Yesterday’s AM fix was USD 1,292.00, EUR 972.97 and GBP 840.38 per ounce.
Gold fell $17.80 or 1.37% yesterday and closed at $1,283.60/oz. Silver fell $0.16 or 0.82% and closed at $19.52.
Gold continued losses into a third session after comments by a Dallas Fed official ramped up fears that the U.S. Fed could begin tapering soon. Today, the governor of the Bank of England unveiled a Fed-style forward guidance.
Yesterday, India’s largest spot commodity exchange was shut down as regulators investigate possible trading violations. This had no impact on global gold bullion trading prices. The lack of proper regulation is just one problem that the Mumbai exchange and many others must solve.
Richard Fisher, the Dallas Federal Reserve President was first out of the blocks on Tuesday and he was followed yesterday by Charles Evans, the Chicago Federal Reserve President, who reiterated Fisher’s sentiments by indicating that the better than expected economic and labor market data in the U.S means that the Fed might introduce tapering as early as September.
Evans, who is one of twelve Federal Reserve Presidents, believes that the economic indicators “are actually really better” and this signals a new, more firmer indication from the Fed that tapering is going to happen.
1st District: Boston, 2nd District: New York, 3rd District: Philadelphia, 4th District: Cleveland, 5th District: Richmond, 6th District: Atlanta, 7th District: Chicago, 8th District: St. Louis, 9th District: Minneapolis, 10th District: Kansas City, 11th District: Dallas, 12th District: San Francisco.
Observers of the Fed will be watching closely what the next Federal Reserve President will say. With two of the 12, who have opposing views on QE, already pitching tapering there is no reason to doubt that those that follow will not read from the same page. The ‘gentle’ introduction of tapering is being orchestrated alongside the selection procedure for the next chairman of the Federal Reserve, an appointment in itself that will affect the price of gold and all other commodities.
In the UK, the new Bank of England governor, has announced that the central bank will not raise interest rates until UK unemployment hits 7 percent. The UK unemployment rate currently stands at 7.8%.

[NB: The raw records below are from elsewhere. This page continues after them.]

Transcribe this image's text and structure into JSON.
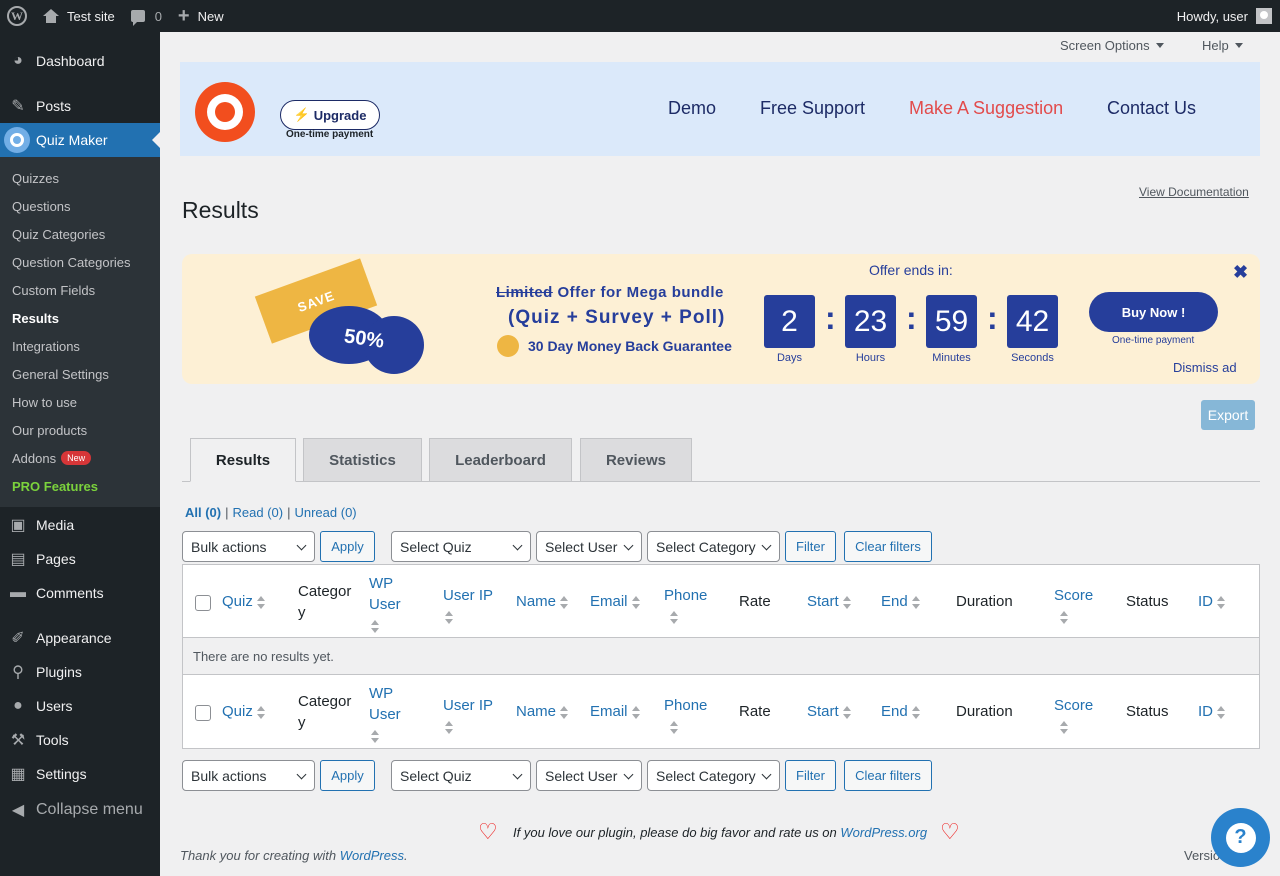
{
  "adminbar": {
    "site_name": "Test site",
    "comments_count": "0",
    "new_label": "New",
    "howdy": "Howdy, user"
  },
  "sidebar": {
    "dashboard": "Dashboard",
    "posts": "Posts",
    "quiz_maker": "Quiz Maker",
    "sub": [
      "Quizzes",
      "Questions",
      "Quiz Categories",
      "Question Categories",
      "Custom Fields",
      "Results",
      "Integrations",
      "General Settings",
      "How to use",
      "Our products",
      "Addons",
      "PRO Features"
    ],
    "addons_badge": "New",
    "media": "Media",
    "pages": "Pages",
    "comments": "Comments",
    "appearance": "Appearance",
    "plugins": "Plugins",
    "users": "Users",
    "tools": "Tools",
    "settings": "Settings",
    "collapse": "Collapse menu"
  },
  "screen_options": "Screen Options",
  "help": "Help",
  "plugin_header": {
    "upgrade": "Upgrade",
    "one_time": "One-time payment",
    "links": [
      "Demo",
      "Free Support",
      "Make A Suggestion",
      "Contact Us"
    ]
  },
  "view_documentation": "View Documentation",
  "page_title": "Results",
  "promo": {
    "save": "SAVE",
    "percent": "50%",
    "title_strike": "Limited",
    "title_rest": " Offer for Mega bundle",
    "subtitle": "(Quiz + Survey + Poll)",
    "guarantee": "30 Day Money Back Guarantee",
    "offer_ends": "Offer ends in:",
    "days": "2",
    "hours": "23",
    "minutes": "59",
    "seconds": "42",
    "days_label": "Days",
    "hours_label": "Hours",
    "minutes_label": "Minutes",
    "seconds_label": "Seconds",
    "buy": "Buy Now !",
    "buy_sub": "One-time payment",
    "dismiss": "Dismiss ad"
  },
  "export": "Export",
  "tabs": [
    "Results",
    "Statistics",
    "Leaderboard",
    "Reviews"
  ],
  "views": {
    "all": "All (0)",
    "read": "Read (0)",
    "unread": "Unread (0)",
    "sep": "|"
  },
  "controls": {
    "bulk": "Bulk actions",
    "apply": "Apply",
    "select_quiz": "Select Quiz",
    "select_user": "Select User",
    "select_category": "Select Category",
    "filter": "Filter",
    "clear": "Clear filters"
  },
  "columns": {
    "quiz": "Quiz",
    "category_1": "Categor",
    "category_2": "y",
    "wp_user_1": "WP",
    "wp_user_2": "User",
    "user_ip": "User IP",
    "name": "Name",
    "email": "Email",
    "phone": "Phone",
    "rate": "Rate",
    "start": "Start",
    "end": "End",
    "duration": "Duration",
    "score": "Score",
    "status": "Status",
    "id": "ID"
  },
  "no_results": "There are no results yet.",
  "footer": {
    "rate_text": "If you love our plugin, please do big favor and rate us on ",
    "wporg": "WordPress.org",
    "thanks": "Thank you for creating with ",
    "wordpress": "WordPress",
    "version": "Versio"
  }
}
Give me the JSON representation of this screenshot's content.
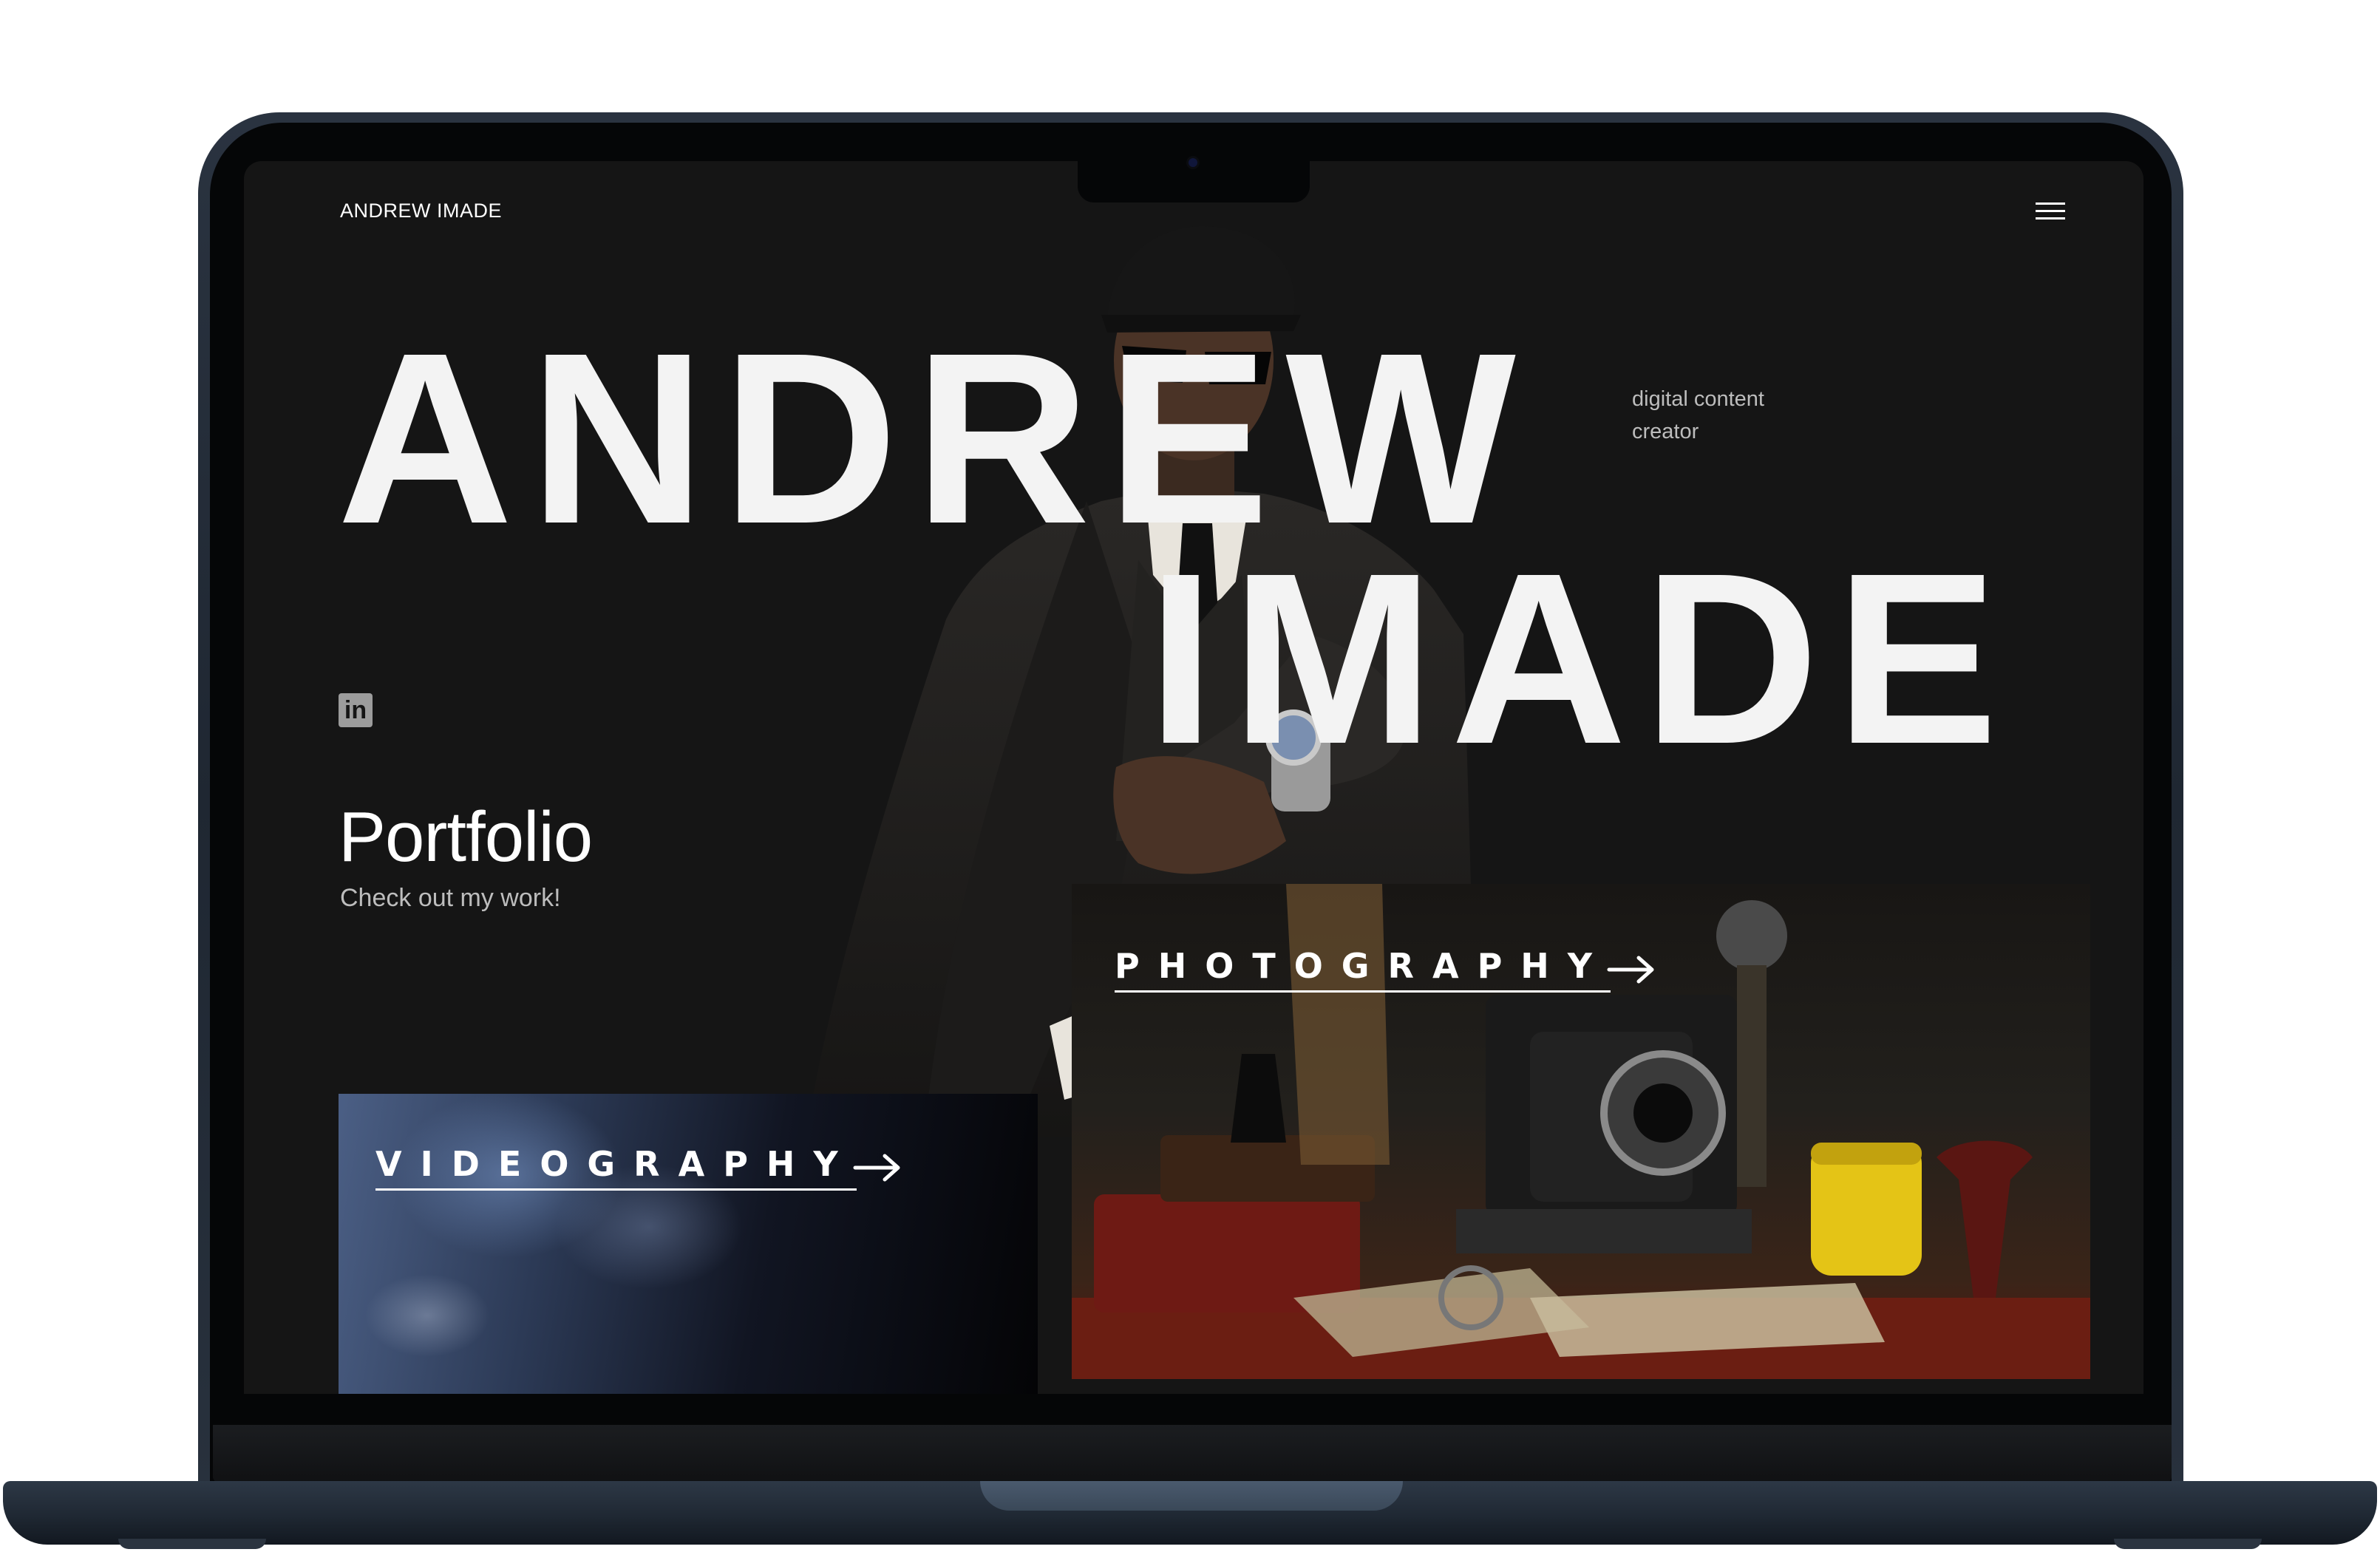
{
  "site": {
    "brand": "ANDREW IMADE",
    "menu_icon": "hamburger-menu-icon"
  },
  "hero": {
    "name_line1": "ANDREW",
    "name_line2": "IMADE",
    "tagline": "digital content creator"
  },
  "social": {
    "linkedin_icon": "linkedin-icon",
    "linkedin_text": "in"
  },
  "portfolio": {
    "title": "Portfolio",
    "subtitle": "Check out my work!"
  },
  "cards": {
    "videography": "VIDEOGRAPHY",
    "photography": "PHOTOGRAPHY"
  },
  "colors": {
    "screen_bg": "#151515",
    "text_primary": "#ffffff",
    "text_secondary": "#bdbdbd",
    "laptop_frame": "#1f2732"
  }
}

Since 2009, the Bank of England has pursued its own QE policies under the guidance of its Monetary Policy Committee. Carney has been bolstered by recent data that appears to show the UK economy is on the road to recovery. Manufacturing output rose 1.9% month-on-month in June, following declines in both May and April. What is important is that this growth came at more than twice the rate expected by analysts.
Carney told a packed press conference: “A renewed recovery is now underway in the United Kingdom and it appears to be broadening” and cautioned that the recovery is “weak” by historical standards. Then Carney added that he believes gross domestic product (GDP) in the U.K. will not hit its pre-crisis peak for another year.